The Mudcat Café TM
Thread #135886 Message #3100723
Posted By: JohnInKansas
22-Feb-11 - 07:01 PM
Thread Name: BS: Misplaced outrage: instructive example
Subject: RE: BS: Misplaced outrage: instructive example
The "justifiable homicide" defense was attempted by the murderer of Dr. Tiller in Kansas quite recently, and failed (according to the analysts) primarily because of the lack of definition of "a fetus as a person" during the period in which abortions are legal, or a sufficiently specific definition of the killing of a fetus as the killing of a person.
The SD bill is an apparent attempt to establish contrary precedent.
"if there is reasonable ground to apprehend a design to commit a felony" quite clearly is an attempt to subvert the other definitions - including the fetal homicide one.
In most states, there are quite specific rules on the validation of a need for an abortion, and consent for one to be performed. The failure to do all the specifically enumerated requirements prior to performing any abortion is frequently a felony.
The former Attorney General principally responsible for extreme harassment of Dr Tiller over a period of several years is currently under indictment for illegal and unethical conduct in office for a number of his actions in the matter.
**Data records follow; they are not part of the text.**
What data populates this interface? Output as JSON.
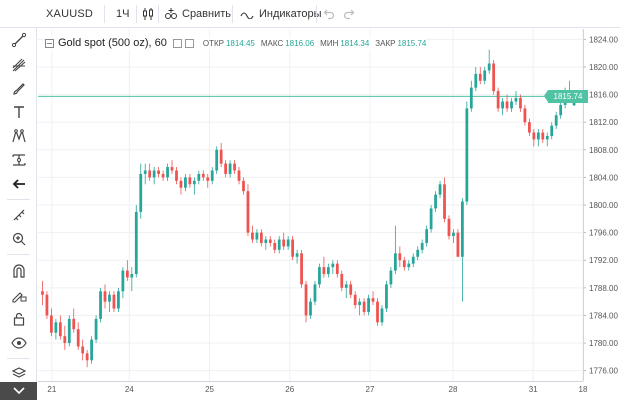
{
  "toolbar": {
    "symbol": "XAUUSD",
    "interval": "1Ч",
    "compare_label": "Сравнить",
    "indicators_label": "Индикаторы",
    "undo_icon": "undo-icon",
    "redo_icon": "redo-icon"
  },
  "left_toolbar": {
    "tools": [
      "crosshair-icon",
      "trend-line-icon",
      "pitchfork-icon",
      "brush-icon",
      "text-icon",
      "pattern-icon",
      "measure-icon",
      "back-arrow-icon",
      "ruler-icon",
      "zoom-in-icon",
      "magnet-icon",
      "lock-drawing-icon",
      "lock-icon",
      "eye-icon",
      "layers-icon",
      "chevron-down-icon"
    ]
  },
  "legend": {
    "title": "Gold spot (500 oz), 60",
    "open_label": "ОТКР",
    "open_value": "1814.45",
    "high_label": "МАКС",
    "high_value": "1816.06",
    "low_label": "МИН",
    "low_value": "1814.34",
    "close_label": "ЗАКР",
    "close_value": "1815.74"
  },
  "last_price": "1815.74",
  "colors": {
    "up": "#26a69a",
    "down": "#ef5350",
    "price_line": "#4fc3a4",
    "grid": "#eef0f3"
  },
  "chart_data": {
    "type": "candlestick",
    "y_ticks": [
      1776,
      1780,
      1784,
      1788,
      1792,
      1796,
      1800,
      1804,
      1808,
      1812,
      1816,
      1820,
      1824
    ],
    "ylim": [
      1774.5,
      1825.5
    ],
    "x_ticks": [
      "21",
      "24",
      "25",
      "26",
      "27",
      "28",
      "31",
      "18"
    ],
    "x_tick_positions": [
      5,
      33,
      62,
      91,
      120,
      150,
      179,
      197
    ],
    "last_price": 1815.74,
    "candles": [
      [
        1787.5,
        1789.0,
        1785.5,
        1787.0
      ],
      [
        1787.0,
        1787.5,
        1783.5,
        1784.0
      ],
      [
        1784.0,
        1785.0,
        1781.0,
        1781.5
      ],
      [
        1781.5,
        1783.5,
        1780.5,
        1783.0
      ],
      [
        1783.0,
        1784.0,
        1780.5,
        1781.0
      ],
      [
        1781.0,
        1782.5,
        1779.0,
        1780.0
      ],
      [
        1780.0,
        1784.0,
        1779.5,
        1783.5
      ],
      [
        1783.5,
        1785.0,
        1781.5,
        1782.0
      ],
      [
        1782.0,
        1783.0,
        1779.0,
        1779.5
      ],
      [
        1779.5,
        1780.5,
        1777.5,
        1778.5
      ],
      [
        1778.5,
        1779.0,
        1776.5,
        1777.5
      ],
      [
        1777.5,
        1781.0,
        1777.0,
        1780.5
      ],
      [
        1780.5,
        1784.0,
        1780.0,
        1783.5
      ],
      [
        1783.5,
        1788.0,
        1783.0,
        1787.5
      ],
      [
        1787.5,
        1788.5,
        1785.0,
        1786.0
      ],
      [
        1786.0,
        1787.5,
        1784.5,
        1787.0
      ],
      [
        1787.0,
        1787.5,
        1784.5,
        1785.0
      ],
      [
        1785.0,
        1788.0,
        1784.5,
        1787.5
      ],
      [
        1787.5,
        1791.0,
        1786.5,
        1790.5
      ],
      [
        1790.5,
        1792.0,
        1789.0,
        1789.5
      ],
      [
        1789.5,
        1791.0,
        1787.5,
        1790.0
      ],
      [
        1790.0,
        1800.0,
        1789.5,
        1799.0
      ],
      [
        1799.0,
        1806.0,
        1798.0,
        1804.5
      ],
      [
        1804.5,
        1806.0,
        1803.0,
        1805.0
      ],
      [
        1805.0,
        1806.0,
        1803.5,
        1804.0
      ],
      [
        1804.0,
        1805.5,
        1803.0,
        1805.0
      ],
      [
        1805.0,
        1805.5,
        1804.0,
        1804.5
      ],
      [
        1804.5,
        1805.0,
        1803.5,
        1804.0
      ],
      [
        1804.0,
        1806.0,
        1803.5,
        1805.5
      ],
      [
        1805.5,
        1806.5,
        1804.5,
        1805.0
      ],
      [
        1805.0,
        1805.5,
        1803.0,
        1803.5
      ],
      [
        1803.5,
        1804.0,
        1801.5,
        1802.5
      ],
      [
        1802.5,
        1804.5,
        1802.0,
        1804.0
      ],
      [
        1804.0,
        1804.5,
        1802.5,
        1803.0
      ],
      [
        1803.0,
        1804.0,
        1801.5,
        1803.5
      ],
      [
        1803.5,
        1805.0,
        1803.0,
        1804.5
      ],
      [
        1804.5,
        1805.0,
        1803.5,
        1804.0
      ],
      [
        1804.0,
        1804.5,
        1802.5,
        1803.5
      ],
      [
        1803.5,
        1805.5,
        1803.0,
        1805.0
      ],
      [
        1805.0,
        1808.5,
        1804.5,
        1808.0
      ],
      [
        1808.0,
        1809.0,
        1805.5,
        1806.0
      ],
      [
        1806.0,
        1806.5,
        1804.0,
        1804.5
      ],
      [
        1804.5,
        1806.5,
        1804.0,
        1806.0
      ],
      [
        1806.0,
        1806.5,
        1804.5,
        1805.0
      ],
      [
        1805.0,
        1805.5,
        1803.0,
        1803.5
      ],
      [
        1803.5,
        1804.0,
        1801.5,
        1802.0
      ],
      [
        1802.0,
        1803.0,
        1795.5,
        1796.0
      ],
      [
        1796.0,
        1797.0,
        1794.5,
        1795.0
      ],
      [
        1795.0,
        1796.5,
        1794.5,
        1796.0
      ],
      [
        1796.0,
        1796.5,
        1794.0,
        1794.5
      ],
      [
        1794.5,
        1795.5,
        1793.5,
        1795.0
      ],
      [
        1795.0,
        1795.5,
        1794.0,
        1794.5
      ],
      [
        1794.5,
        1795.0,
        1793.0,
        1793.5
      ],
      [
        1793.5,
        1795.5,
        1793.0,
        1795.0
      ],
      [
        1795.0,
        1796.0,
        1793.5,
        1794.0
      ],
      [
        1794.0,
        1795.5,
        1793.5,
        1795.0
      ],
      [
        1795.0,
        1795.5,
        1792.0,
        1792.5
      ],
      [
        1792.5,
        1793.5,
        1791.5,
        1793.0
      ],
      [
        1793.0,
        1793.5,
        1788.0,
        1788.5
      ],
      [
        1788.5,
        1789.0,
        1783.0,
        1784.0
      ],
      [
        1784.0,
        1786.5,
        1783.5,
        1786.0
      ],
      [
        1786.0,
        1789.0,
        1785.5,
        1788.5
      ],
      [
        1788.5,
        1791.5,
        1788.0,
        1791.0
      ],
      [
        1791.0,
        1792.5,
        1789.5,
        1790.0
      ],
      [
        1790.0,
        1791.5,
        1789.5,
        1791.0
      ],
      [
        1791.0,
        1792.0,
        1790.0,
        1791.5
      ],
      [
        1791.5,
        1792.0,
        1789.5,
        1790.0
      ],
      [
        1790.0,
        1790.5,
        1787.5,
        1788.0
      ],
      [
        1788.0,
        1789.0,
        1786.5,
        1788.5
      ],
      [
        1788.5,
        1789.0,
        1786.5,
        1787.0
      ],
      [
        1787.0,
        1787.5,
        1785.0,
        1785.5
      ],
      [
        1785.5,
        1786.5,
        1784.0,
        1786.0
      ],
      [
        1786.0,
        1786.5,
        1784.0,
        1784.5
      ],
      [
        1784.5,
        1787.0,
        1784.0,
        1786.5
      ],
      [
        1786.5,
        1787.5,
        1785.5,
        1786.0
      ],
      [
        1786.0,
        1786.5,
        1782.5,
        1783.0
      ],
      [
        1783.0,
        1785.5,
        1782.5,
        1785.0
      ],
      [
        1785.0,
        1789.0,
        1784.5,
        1788.5
      ],
      [
        1788.5,
        1791.0,
        1788.0,
        1790.5
      ],
      [
        1790.5,
        1797.0,
        1790.0,
        1793.0
      ],
      [
        1793.0,
        1794.0,
        1791.0,
        1792.0
      ],
      [
        1792.0,
        1792.5,
        1790.5,
        1791.0
      ],
      [
        1791.0,
        1792.0,
        1790.5,
        1791.5
      ],
      [
        1791.5,
        1793.0,
        1791.0,
        1792.5
      ],
      [
        1792.5,
        1794.0,
        1792.0,
        1793.5
      ],
      [
        1793.5,
        1795.0,
        1793.0,
        1794.5
      ],
      [
        1794.5,
        1797.0,
        1794.0,
        1796.5
      ],
      [
        1796.5,
        1800.0,
        1796.0,
        1799.5
      ],
      [
        1799.5,
        1802.0,
        1799.0,
        1801.5
      ],
      [
        1801.5,
        1803.5,
        1801.0,
        1803.0
      ],
      [
        1803.0,
        1804.0,
        1797.5,
        1798.0
      ],
      [
        1798.0,
        1798.5,
        1795.0,
        1795.5
      ],
      [
        1795.5,
        1796.5,
        1794.5,
        1796.0
      ],
      [
        1796.0,
        1796.5,
        1792.5,
        1792.5
      ],
      [
        1792.5,
        1801.0,
        1786.0,
        1800.5
      ],
      [
        1800.5,
        1815.0,
        1800.0,
        1814.0
      ],
      [
        1814.0,
        1818.0,
        1813.5,
        1817.0
      ],
      [
        1817.0,
        1820.0,
        1816.5,
        1819.0
      ],
      [
        1819.0,
        1820.0,
        1817.5,
        1818.0
      ],
      [
        1818.0,
        1820.0,
        1817.5,
        1819.5
      ],
      [
        1819.5,
        1822.5,
        1819.0,
        1820.5
      ],
      [
        1820.5,
        1821.0,
        1816.0,
        1816.5
      ],
      [
        1816.5,
        1817.0,
        1813.5,
        1814.0
      ],
      [
        1814.0,
        1815.5,
        1813.0,
        1815.0
      ],
      [
        1815.0,
        1816.0,
        1813.5,
        1814.0
      ],
      [
        1814.0,
        1815.5,
        1813.5,
        1815.0
      ],
      [
        1815.0,
        1816.5,
        1814.5,
        1815.5
      ],
      [
        1815.5,
        1816.0,
        1813.5,
        1814.0
      ],
      [
        1814.0,
        1814.5,
        1811.5,
        1812.0
      ],
      [
        1812.0,
        1812.5,
        1810.0,
        1810.5
      ],
      [
        1810.5,
        1811.0,
        1808.5,
        1809.5
      ],
      [
        1809.5,
        1811.0,
        1808.5,
        1810.5
      ],
      [
        1810.5,
        1811.0,
        1809.0,
        1809.5
      ],
      [
        1809.5,
        1810.5,
        1808.5,
        1810.0
      ],
      [
        1810.0,
        1812.0,
        1809.5,
        1811.5
      ],
      [
        1811.5,
        1813.5,
        1811.0,
        1813.0
      ],
      [
        1813.0,
        1815.0,
        1812.5,
        1814.5
      ],
      [
        1814.5,
        1817.0,
        1814.0,
        1816.5
      ],
      [
        1816.5,
        1818.0,
        1815.0,
        1815.5
      ],
      [
        1814.45,
        1816.06,
        1814.34,
        1815.74
      ]
    ]
  }
}
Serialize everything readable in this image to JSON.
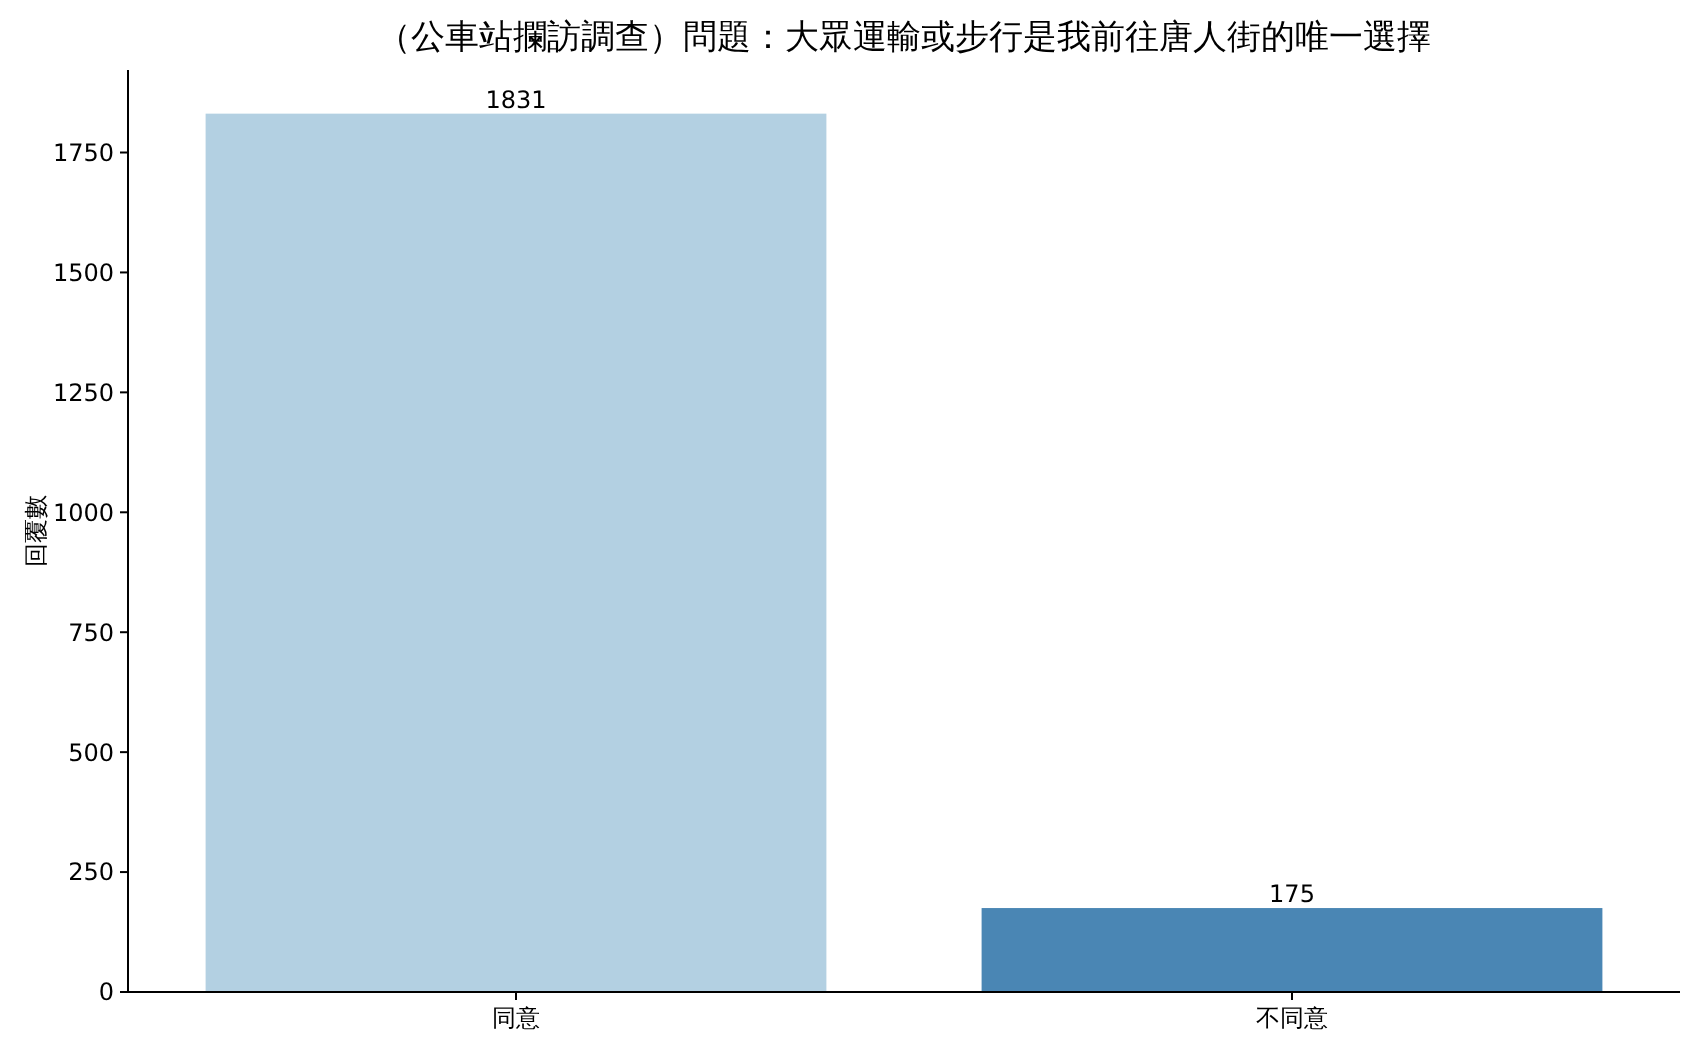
{
  "chart_data": {
    "type": "bar",
    "title": "（公車站攔訪調查）問題：大眾運輸或步行是我前往唐人街的唯一選擇",
    "ylabel": "回覆數",
    "categories": [
      "同意",
      "不同意"
    ],
    "values": [
      1831,
      175
    ],
    "colors": [
      "#b3d0e2",
      "#4a86b4"
    ],
    "ylim": [
      0,
      1922
    ],
    "yticks": [
      0,
      250,
      500,
      750,
      1000,
      1250,
      1500,
      1750
    ],
    "data_labels": true
  }
}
That AG filed multiple charges of "felonies in the performing of abortions" against Tiller (all of which failed).
From the Mother Jones link:
The bill in South Dakota is an invitation to murder abortion providers," says Vicki Saporta, the president of the National Abortion Federation, the professional association of abortion providers. Since 1993, eight doctors have been assassinated at the hands of anti-abortion extremists, and another 17 have been the victims of murder attempts. Some of the perpetrators of those crimes have tried to use the justifiable homicide defense at their trials.
It is not necessary actually to legalize murder, if one can give the illusion of a viable defense to a few nut-cases. The SD bill seems (to many people) clearly intended to incite actions that it can't, for now, specifically legalize.